How about I extend the Labor Day Special until 9/15/12

Free Shipping....Again!

Todd


----------



## tjohnson (Sep 11, 2012)

Jerry Hines said:


> Do ya have a 9-11 spacial? was going to order the 6x8 and a mix of pellets and dust? for a masterbuilt 40


Buy the AMNPS and pellets for your MES 40

Maybe (1) bag of sawdust to try

TJ


----------



## jerry hines (Sep 16, 2012)

Thanks,  Dang I wish i would have seen this yesterday,  I went ahead and ordered it today got the one you suggested. AMNPS with pellets and saw dust thing,  got the Pitmaster Choice,  cant wait to do the 3-2-1 Ribs with it.


----------



## linguica (Sep 16, 2012)

I ordered one last week and it will be here on Tuesday 9/18. Got the smoker uncovered an cleaned up. Duck breasts and store bought slab bacon thawing out in frig next to a case Boston Ale.

OK Fed X.....bring it on!


----------



## rickypro (Sep 16, 2012)

I ordered an 18" tube and a variety of pellets last week as well.  It will be here tomorrow.  I have a 10 lb butt thawing in the fridge to smoke up next weekend.  Can't wait to try it out.


----------



## rickypro (Sep 17, 2012)

18 inch tube arrived today.  Here is my placement. 













tube.JPG



__ rickypro
__ Sep 17, 2012






I didn't want to put it in the bottom because I thought it might be too close to the direct flame.  Sitting on top of the sand puts it pretty close to the bottom vents so hopefully it will work well here.

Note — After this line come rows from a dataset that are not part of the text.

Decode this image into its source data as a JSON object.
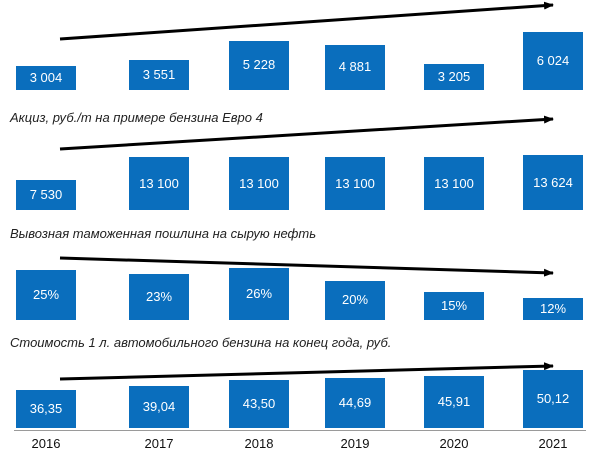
{
  "chart_data": [
    {
      "type": "bar",
      "title": "",
      "categories": [
        "2016",
        "2017",
        "2018",
        "2019",
        "2020",
        "2021"
      ],
      "values": [
        3004,
        3551,
        5228,
        4881,
        3205,
        6024
      ],
      "labels": [
        "3 004",
        "3 551",
        "5 228",
        "4 881",
        "3 205",
        "6 024"
      ],
      "trend": "up"
    },
    {
      "type": "bar",
      "title": "Акциз, руб./т на примере бензина Евро 4",
      "categories": [
        "2016",
        "2017",
        "2018",
        "2019",
        "2020",
        "2021"
      ],
      "values": [
        7530,
        13100,
        13100,
        13100,
        13100,
        13624
      ],
      "labels": [
        "7 530",
        "13 100",
        "13 100",
        "13 100",
        "13 100",
        "13 624"
      ],
      "trend": "up"
    },
    {
      "type": "bar",
      "title": "Вывозная таможенная пошлина на сырую нефть",
      "categories": [
        "2016",
        "2017",
        "2018",
        "2019",
        "2020",
        "2021"
      ],
      "values": [
        25,
        23,
        26,
        20,
        15,
        12
      ],
      "labels": [
        "25%",
        "23%",
        "26%",
        "20%",
        "15%",
        "12%"
      ],
      "trend": "down"
    },
    {
      "type": "bar",
      "title": "Стоимость 1 л. автомобильного бензина на конец года, руб.",
      "categories": [
        "2016",
        "2017",
        "2018",
        "2019",
        "2020",
        "2021"
      ],
      "values": [
        36.35,
        39.04,
        43.5,
        44.69,
        45.91,
        50.12
      ],
      "labels": [
        "36,35",
        "39,04",
        "43,50",
        "44,69",
        "45,91",
        "50,12"
      ],
      "trend": "up"
    }
  ],
  "colors": {
    "bar": "#0a6ebd",
    "arrow": "#000000",
    "text": "#222222"
  }
}
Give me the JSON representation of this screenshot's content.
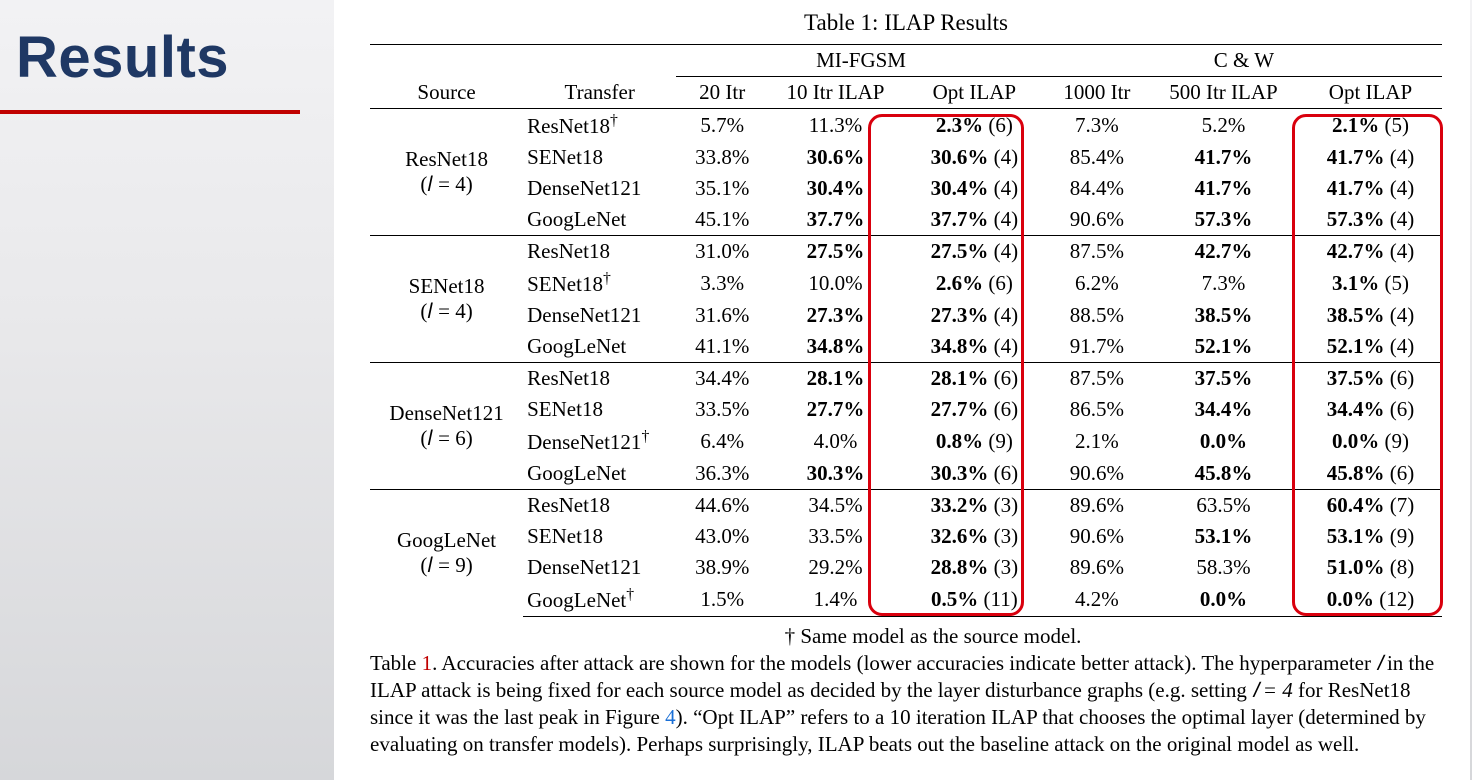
{
  "slide": {
    "heading": "Results",
    "heading_color": "#1f3864",
    "underline_color": "#c00000",
    "background_gradient": [
      "#f2f2f4",
      "#e9e9eb",
      "#d6d7da"
    ]
  },
  "table": {
    "caption": "Table 1:  ILAP Results",
    "super_headers": {
      "mi": "MI-FGSM",
      "cw": "C & W"
    },
    "col_headers": {
      "source": "Source",
      "transfer": "Transfer",
      "mi_20": "20 Itr",
      "mi_10_ilap": "10 Itr ILAP",
      "mi_opt": "Opt ILAP",
      "cw_1000": "1000 Itr",
      "cw_500_ilap": "500 Itr ILAP",
      "cw_opt": "Opt ILAP"
    },
    "groups": [
      {
        "source_lines": [
          "ResNet18",
          "(𝑙 = 4)"
        ],
        "rows": [
          {
            "transfer": "ResNet18",
            "dagger": true,
            "c1": "5.7%",
            "c2": "11.3%",
            "c3": "2.3% (6)",
            "c4": "7.3%",
            "c5": "5.2%",
            "c6": "2.1% (5)",
            "b": {
              "c3": true,
              "c6": true
            }
          },
          {
            "transfer": "SENet18",
            "dagger": false,
            "c1": "33.8%",
            "c2": "30.6%",
            "c3": "30.6% (4)",
            "c4": "85.4%",
            "c5": "41.7%",
            "c6": "41.7% (4)",
            "b": {
              "c2": true,
              "c3": true,
              "c5": true,
              "c6": true
            }
          },
          {
            "transfer": "DenseNet121",
            "dagger": false,
            "c1": "35.1%",
            "c2": "30.4%",
            "c3": "30.4% (4)",
            "c4": "84.4%",
            "c5": "41.7%",
            "c6": "41.7% (4)",
            "b": {
              "c2": true,
              "c3": true,
              "c5": true,
              "c6": true
            }
          },
          {
            "transfer": "GoogLeNet",
            "dagger": false,
            "c1": "45.1%",
            "c2": "37.7%",
            "c3": "37.7% (4)",
            "c4": "90.6%",
            "c5": "57.3%",
            "c6": "57.3% (4)",
            "b": {
              "c2": true,
              "c3": true,
              "c5": true,
              "c6": true
            }
          }
        ]
      },
      {
        "source_lines": [
          "SENet18",
          "(𝑙 = 4)"
        ],
        "rows": [
          {
            "transfer": "ResNet18",
            "dagger": false,
            "c1": "31.0%",
            "c2": "27.5%",
            "c3": "27.5% (4)",
            "c4": "87.5%",
            "c5": "42.7%",
            "c6": "42.7% (4)",
            "b": {
              "c2": true,
              "c3": true,
              "c5": true,
              "c6": true
            }
          },
          {
            "transfer": "SENet18",
            "dagger": true,
            "c1": "3.3%",
            "c2": "10.0%",
            "c3": "2.6% (6)",
            "c4": "6.2%",
            "c5": "7.3%",
            "c6": "3.1% (5)",
            "b": {
              "c3": true,
              "c6": true
            }
          },
          {
            "transfer": "DenseNet121",
            "dagger": false,
            "c1": "31.6%",
            "c2": "27.3%",
            "c3": "27.3% (4)",
            "c4": "88.5%",
            "c5": "38.5%",
            "c6": "38.5% (4)",
            "b": {
              "c2": true,
              "c3": true,
              "c5": true,
              "c6": true
            }
          },
          {
            "transfer": "GoogLeNet",
            "dagger": false,
            "c1": "41.1%",
            "c2": "34.8%",
            "c3": "34.8% (4)",
            "c4": "91.7%",
            "c5": "52.1%",
            "c6": "52.1% (4)",
            "b": {
              "c2": true,
              "c3": true,
              "c5": true,
              "c6": true
            }
          }
        ]
      },
      {
        "source_lines": [
          "DenseNet121",
          "(𝑙 = 6)"
        ],
        "rows": [
          {
            "transfer": "ResNet18",
            "dagger": false,
            "c1": "34.4%",
            "c2": "28.1%",
            "c3": "28.1% (6)",
            "c4": "87.5%",
            "c5": "37.5%",
            "c6": "37.5% (6)",
            "b": {
              "c2": true,
              "c3": true,
              "c5": true,
              "c6": true
            }
          },
          {
            "transfer": "SENet18",
            "dagger": false,
            "c1": "33.5%",
            "c2": "27.7%",
            "c3": "27.7% (6)",
            "c4": "86.5%",
            "c5": "34.4%",
            "c6": "34.4% (6)",
            "b": {
              "c2": true,
              "c3": true,
              "c5": true,
              "c6": true
            }
          },
          {
            "transfer": "DenseNet121",
            "dagger": true,
            "c1": "6.4%",
            "c2": "4.0%",
            "c3": "0.8% (9)",
            "c4": "2.1%",
            "c5": "0.0%",
            "c6": "0.0% (9)",
            "b": {
              "c3": true,
              "c5": true,
              "c6": true
            }
          },
          {
            "transfer": "GoogLeNet",
            "dagger": false,
            "c1": "36.3%",
            "c2": "30.3%",
            "c3": "30.3% (6)",
            "c4": "90.6%",
            "c5": "45.8%",
            "c6": "45.8% (6)",
            "b": {
              "c2": true,
              "c3": true,
              "c5": true,
              "c6": true
            }
          }
        ]
      },
      {
        "source_lines": [
          "GoogLeNet",
          "(𝑙 = 9)"
        ],
        "rows": [
          {
            "transfer": "ResNet18",
            "dagger": false,
            "c1": "44.6%",
            "c2": "34.5%",
            "c3": "33.2% (3)",
            "c4": "89.6%",
            "c5": "63.5%",
            "c6": "60.4% (7)",
            "b": {
              "c3": true,
              "c6": true
            }
          },
          {
            "transfer": "SENet18",
            "dagger": false,
            "c1": "43.0%",
            "c2": "33.5%",
            "c3": "32.6% (3)",
            "c4": "90.6%",
            "c5": "53.1%",
            "c6": "53.1% (9)",
            "b": {
              "c3": true,
              "c5": true,
              "c6": true
            }
          },
          {
            "transfer": "DenseNet121",
            "dagger": false,
            "c1": "38.9%",
            "c2": "29.2%",
            "c3": "28.8% (3)",
            "c4": "89.6%",
            "c5": "58.3%",
            "c6": "51.0% (8)",
            "b": {
              "c3": true,
              "c6": true
            }
          },
          {
            "transfer": "GoogLeNet",
            "dagger": true,
            "c1": "1.5%",
            "c2": "1.4%",
            "c3": "0.5% (11)",
            "c4": "4.2%",
            "c5": "0.0%",
            "c6": "0.0% (12)",
            "b": {
              "c3": true,
              "c5": true,
              "c6": true
            }
          }
        ]
      }
    ],
    "highlight_color": "#d9000d"
  },
  "footnote": {
    "dagger_text": "† Same model as the source model.",
    "caption_prefix": "Table ",
    "caption_ref": "1",
    "caption_body_1": ". Accuracies after attack are shown for the models (lower accuracies indicate better attack). The hyperparameter ",
    "caption_l": "𝑙",
    "caption_body_2": " in the ILAP attack is being fixed for each source model as decided by the layer disturbance graphs (e.g. setting ",
    "caption_set": "𝑙 = 4",
    "caption_body_3": " for ResNet18 since it was the last peak in Figure ",
    "caption_fig_ref": "4",
    "caption_body_4": "). “Opt ILAP” refers to a 10 iteration ILAP that chooses the optimal layer (determined by evaluating on transfer models). Perhaps surprisingly, ILAP beats out the baseline attack on the original model as well."
  }
}
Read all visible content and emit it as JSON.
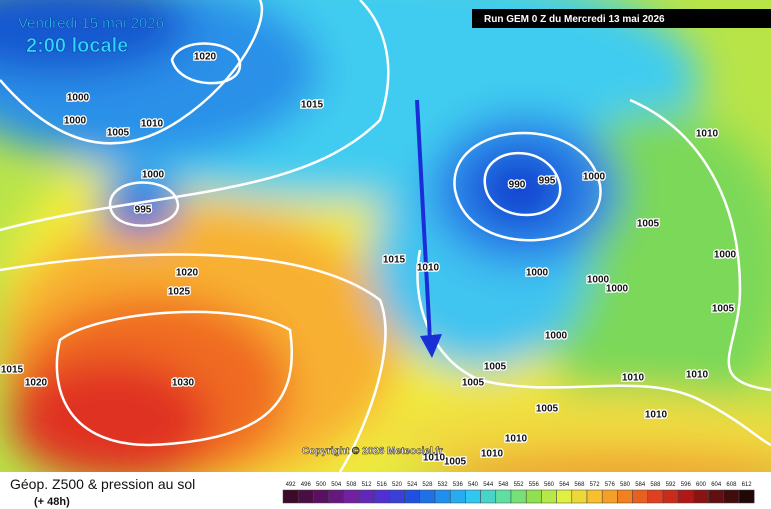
{
  "header": {
    "title": "Vendredi 15 mai 2026",
    "time": "2:00 locale",
    "run": "Run GEM 0 Z du Mercredi 13 mai 2026"
  },
  "map": {
    "isobar_labels": [
      1020,
      1000,
      1010,
      1000,
      1005,
      1015,
      1000,
      995,
      990,
      995,
      1000,
      1010,
      1005,
      1000,
      1015,
      1010,
      1000,
      1000,
      1000,
      1020,
      1025,
      1000,
      1005,
      1005,
      1005,
      1010,
      1010,
      1015,
      1020,
      1030,
      1005,
      1010,
      1010,
      1010,
      1005,
      1010
    ],
    "copyright": "Copyright © 2026 Meteociel.fr"
  },
  "footer": {
    "title": "Géop. Z500 & pression au sol",
    "lead": "(+ 48h)",
    "scale": [
      492,
      496,
      500,
      504,
      508,
      512,
      516,
      520,
      524,
      528,
      532,
      536,
      540,
      544,
      548,
      552,
      556,
      560,
      564,
      568,
      572,
      576,
      580,
      584,
      588,
      592,
      596,
      600,
      604,
      608,
      612
    ]
  }
}
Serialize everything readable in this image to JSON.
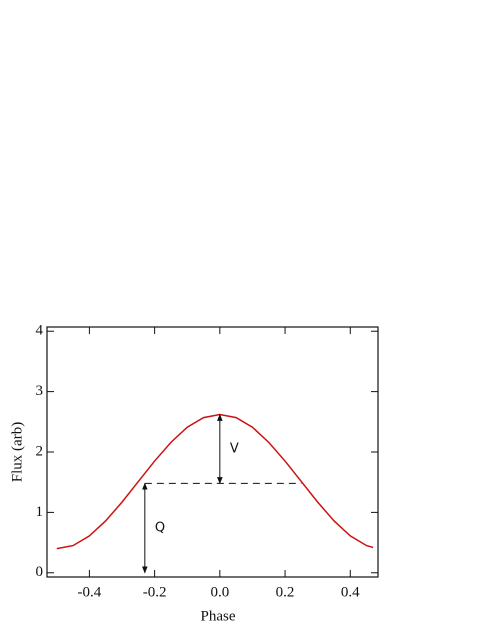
{
  "chart_data": {
    "type": "line",
    "x_label": "Phase",
    "y_label": "Flux (arb)",
    "x": [
      -0.5,
      -0.45,
      -0.4,
      -0.35,
      -0.3,
      -0.25,
      -0.2,
      -0.15,
      -0.1,
      -0.05,
      0,
      0.05,
      0.1,
      0.15,
      0.2,
      0.25,
      0.3,
      0.35,
      0.4,
      0.45,
      0.47
    ],
    "series": [
      {
        "color": "#cc1111",
        "values": [
          0.4,
          0.45,
          0.61,
          0.86,
          1.17,
          1.51,
          1.85,
          2.16,
          2.41,
          2.57,
          2.62,
          2.57,
          2.41,
          2.16,
          1.85,
          1.51,
          1.17,
          0.86,
          0.61,
          0.45,
          0.42
        ]
      }
    ],
    "xlim": [
      -0.53,
      0.485
    ],
    "ylim": [
      -0.07,
      4.07
    ],
    "xticks": [
      -0.4,
      -0.2,
      {
        "value": 0,
        "label": "0.0"
      },
      0.2,
      0.4
    ],
    "yticks": [
      0,
      1,
      2,
      3,
      4
    ],
    "reference_line": {
      "y": 1.48,
      "x": [
        -0.23,
        0.25
      ]
    },
    "annotations": [
      {
        "text": "V",
        "x": 0,
        "y": [
          1.48,
          2.62
        ]
      },
      {
        "text": "Q",
        "x": -0.23,
        "y": [
          0,
          1.48
        ]
      }
    ]
  }
}
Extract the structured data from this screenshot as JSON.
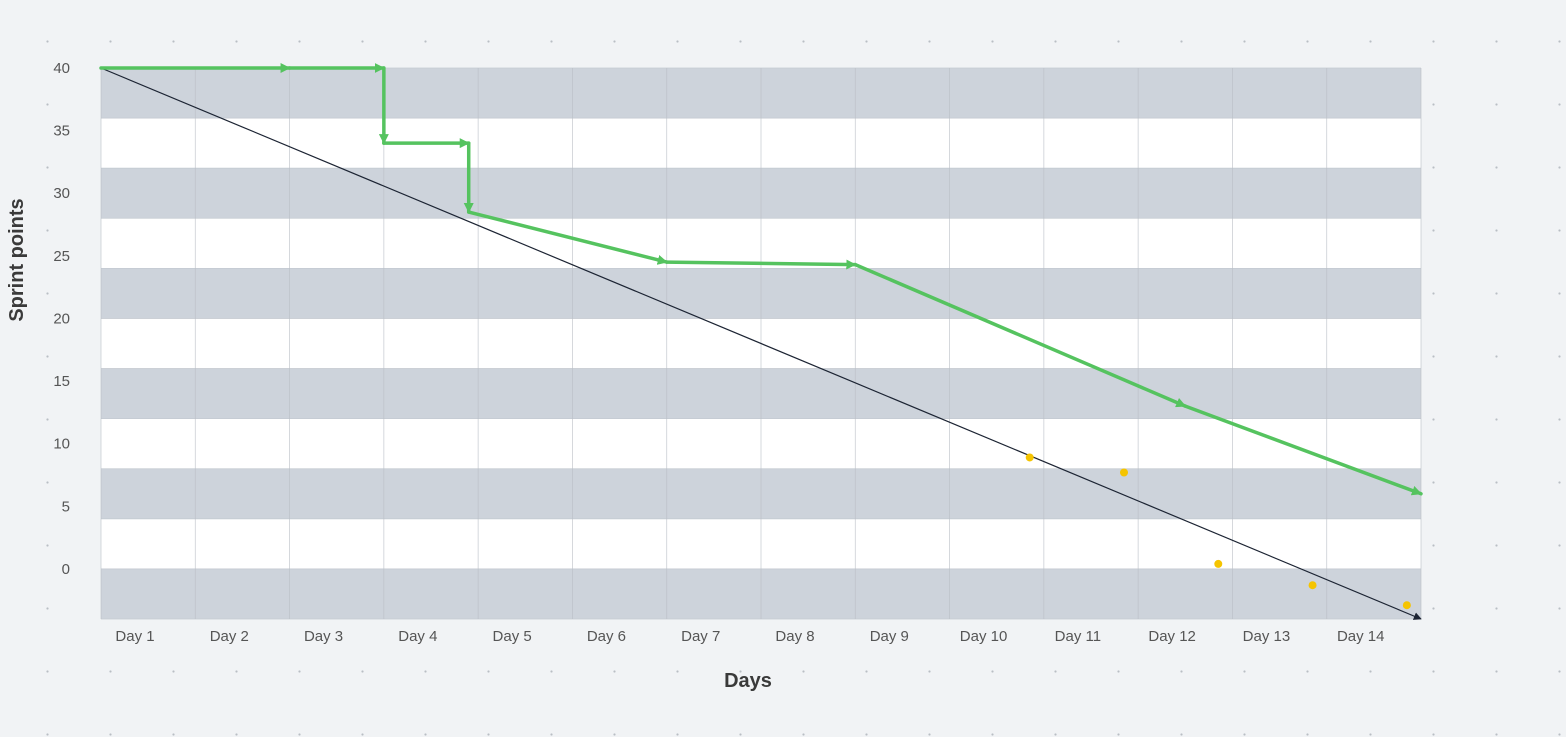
{
  "chart_data": {
    "type": "line",
    "title": "",
    "xlabel": "Days",
    "ylabel": "Sprint points",
    "categories": [
      "Day 1",
      "Day 2",
      "Day 3",
      "Day 4",
      "Day 5",
      "Day 6",
      "Day 7",
      "Day 8",
      "Day 9",
      "Day 10",
      "Day 11",
      "Day 12",
      "Day 13",
      "Day 14"
    ],
    "yticks": [
      0,
      5,
      10,
      15,
      20,
      25,
      30,
      35,
      40
    ],
    "ylim": [
      -4,
      40
    ],
    "xlim": [
      1,
      15
    ],
    "grid": true,
    "legend": "none",
    "colors": {
      "actual": "#55c35f",
      "ideal": "#1c2433",
      "scope": "#f5c400",
      "band_dark": "#cdd3db",
      "band_light": "#ffffff"
    },
    "series": [
      {
        "role": "ideal",
        "points": [
          [
            1,
            40
          ],
          [
            15,
            -4
          ]
        ]
      },
      {
        "role": "actual",
        "points": [
          [
            1,
            40
          ],
          [
            3,
            40
          ],
          [
            4,
            40
          ],
          [
            4,
            34
          ],
          [
            4.9,
            34
          ],
          [
            4.9,
            28.5
          ],
          [
            7,
            24.5
          ],
          [
            9,
            24.3
          ],
          [
            12.5,
            13
          ],
          [
            15,
            6
          ]
        ]
      },
      {
        "role": "scope",
        "points": [
          [
            10.85,
            8.9
          ],
          [
            11.85,
            7.7
          ],
          [
            12.85,
            0.4
          ],
          [
            13.85,
            -1.3
          ],
          [
            14.85,
            -2.9
          ]
        ]
      }
    ]
  }
}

I have seasoned the tube and it has been burning at 240 degrees for about 30 minutes and looks great!  Perfect amount of smoke and a constant amount.  I only filled the tube 1/2 way so I will see how long it lasts.


----------



## rickypro (Sep 17, 2012)

Well, it has been going strong for 3 1/2 hours and I had it about 1/2 full of pellets!  Very pleased with the results.  This is going to make it much easier to set it and leave it and possibly get some sleep for those overnight smokes.

If you are on the fence, I would highly recommend the tube smoker.


----------



## jerry hines (Sep 18, 2012)

Todd is the Man,  thanks   I cant wait to try it out.


----------



## chefrob (Sep 19, 2012)

i've used damn near all of todd's creations and i can say i had great results with all of them..........if yer on the fence, don't be!


----------